MIT License. See LICENSE file.
Copyright (c) 2024-2026 Jag Valaiyapathy
Overview

This skill is a comprehensive Agentforce testing toolkit that runs a dual-track workflow: multi-turn API testing (primary) and CLI Testing Center runs (secondary). It executes multi-turn conversations, generates YAML test specs and scenarios, analyzes coverage across topics/actions/context, and performs automated fix-and-retest cycles with a 100-point, 7-category scoring model. The skill is implemented in Python and integrates with other skills for fixes, test data, and observability.
How this skill works

The skill discovers agents, retrieves agent metadata, and either runs multi-turn sessions against the Agent Runtime API or executes single-utterance tests via the sf CLI. It generates categorized multi-turn scenarios and test specs, executes tests (sequential or swarm), parses results, scores across seven validation categories, and can invoke an automated agentic fix loop to remediate failures and re-run tests.

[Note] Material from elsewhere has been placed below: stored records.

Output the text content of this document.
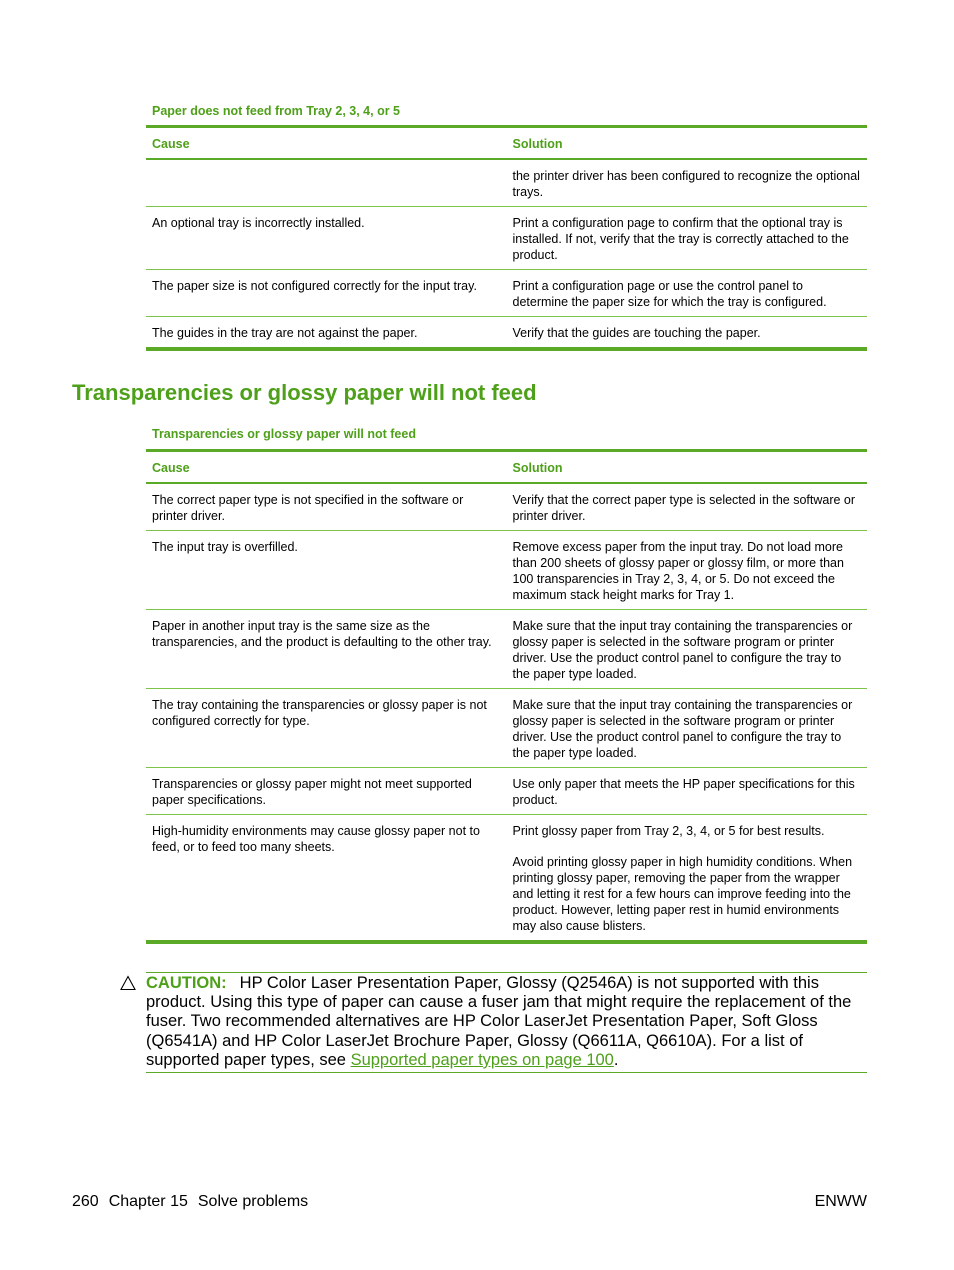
Paper does not feed from Tray 2, 3, 4, or 5
Cause	Solution
	the printer driver has been configured to recognize the optional trays.
An optional tray is incorrectly installed.	Print a configuration page to confirm that the optional tray is installed. If not, verify that the tray is correctly attached to the product.
The paper size is not configured correctly for the input tray.	Print a configuration page or use the control panel to determine the paper size for which the tray is configured.
The guides in the tray are not against the paper.	Verify that the guides are touching the paper.
Transparencies or glossy paper will not feed
Transparencies or glossy paper will not feed
Cause	Solution
The correct paper type is not specified in the software or printer driver.	Verify that the correct paper type is selected in the software or printer driver.
The input tray is overfilled.	Remove excess paper from the input tray. Do not load more than 200 sheets of glossy paper or glossy film, or more than 100 transparencies in Tray 2, 3, 4, or 5. Do not exceed the maximum stack height marks for Tray 1.
Paper in another input tray is the same size as the transparencies, and the product is defaulting to the other tray.	Make sure that the input tray containing the transparencies or glossy paper is selected in the software program or printer driver. Use the product control panel to configure the tray to the paper type loaded.
The tray containing the transparencies or glossy paper is not configured correctly for type.	Make sure that the input tray containing the transparencies or glossy paper is selected in the software program or printer driver. Use the product control panel to configure the tray to the paper type loaded.
Transparencies or glossy paper might not meet supported paper specifications.	Use only paper that meets the HP paper specifications for this product.
High-humidity environments may cause glossy paper not to feed, or to feed too many sheets.	Print glossy paper from Tray 2, 3, 4, or 5 for best results.
Avoid printing glossy paper in high humidity conditions. When printing glossy paper, removing the paper from the wrapper and letting it rest for a few hours can improve feeding into the product. However, letting paper rest in humid environments may also cause blisters.
CAUTION: HP Color Laser Presentation Paper, Glossy (Q2546A) is not supported with this product. Using this type of paper can cause a fuser jam that might require the replacement of the fuser. Two recommended alternatives are HP Color LaserJet Presentation Paper, Soft Gloss (Q6541A) and HP Color LaserJet Brochure Paper, Glossy (Q6611A, Q6610A). For a list of supported paper types, see Supported paper types on page 100.
260 Chapter 15 Solve problems	ENWW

Credential and environment resolution is automated for API testing; CLI tests require the Agent Testing Center feature in the org.
When to use it

Validate multi-turn conversation flows, context preservation, and topic re-matching.
Run quick single-utterance smoke tests via the sf CLI when Testing Center is enabled.
Integrate automated tests into CI/CD pipelines using the Python scripts.
Perform coverage analysis across topics, actions, and context variables.
Execute automated test-fix loops to improve agent quality before production release.
Best practices

Run dependency deployment (Apex, Flows) and seed test data before testing to avoid false failures.
Use multi-turn API testing as the primary track for conversation, context, and re-matching checks.
Keep a test-plan-{agent}.yaml to skip the interview flow and reproduce test suites consistently.
Delegate agent script fixes to the designated agent-script repair workflow and test data to the data skill.
Start with CLI tests for fast smoke validation, then run multi-turn API tests for deep coverage.
Example use cases

Run a full multi-turn test suite to verify topic switching and escalation paths for a contact center agent.
Execute CLI-based single-utterance tests for nightly smoke checks in a CI pipeline.
Generate multi-turn scenarios from agent metadata to validate guardrails and safety instructions.
Use the automated fix loop to iteratively resolve failing tests and improve the agent score.
Perform coverage reporting to identify topics or actions missing test coverage before release.
FAQ

Do I need OAuth/ECA to run tests?
ECA credentials are required only for multi-turn API testing. CLI tests and sf agent preview do not require ECA.
Which track should I choose for CI/CD?
Use the Python multi-turn API scripts for programmatic CI/CD. The CLI track is suitable for quick smoke tests or when Testing Center is enabled.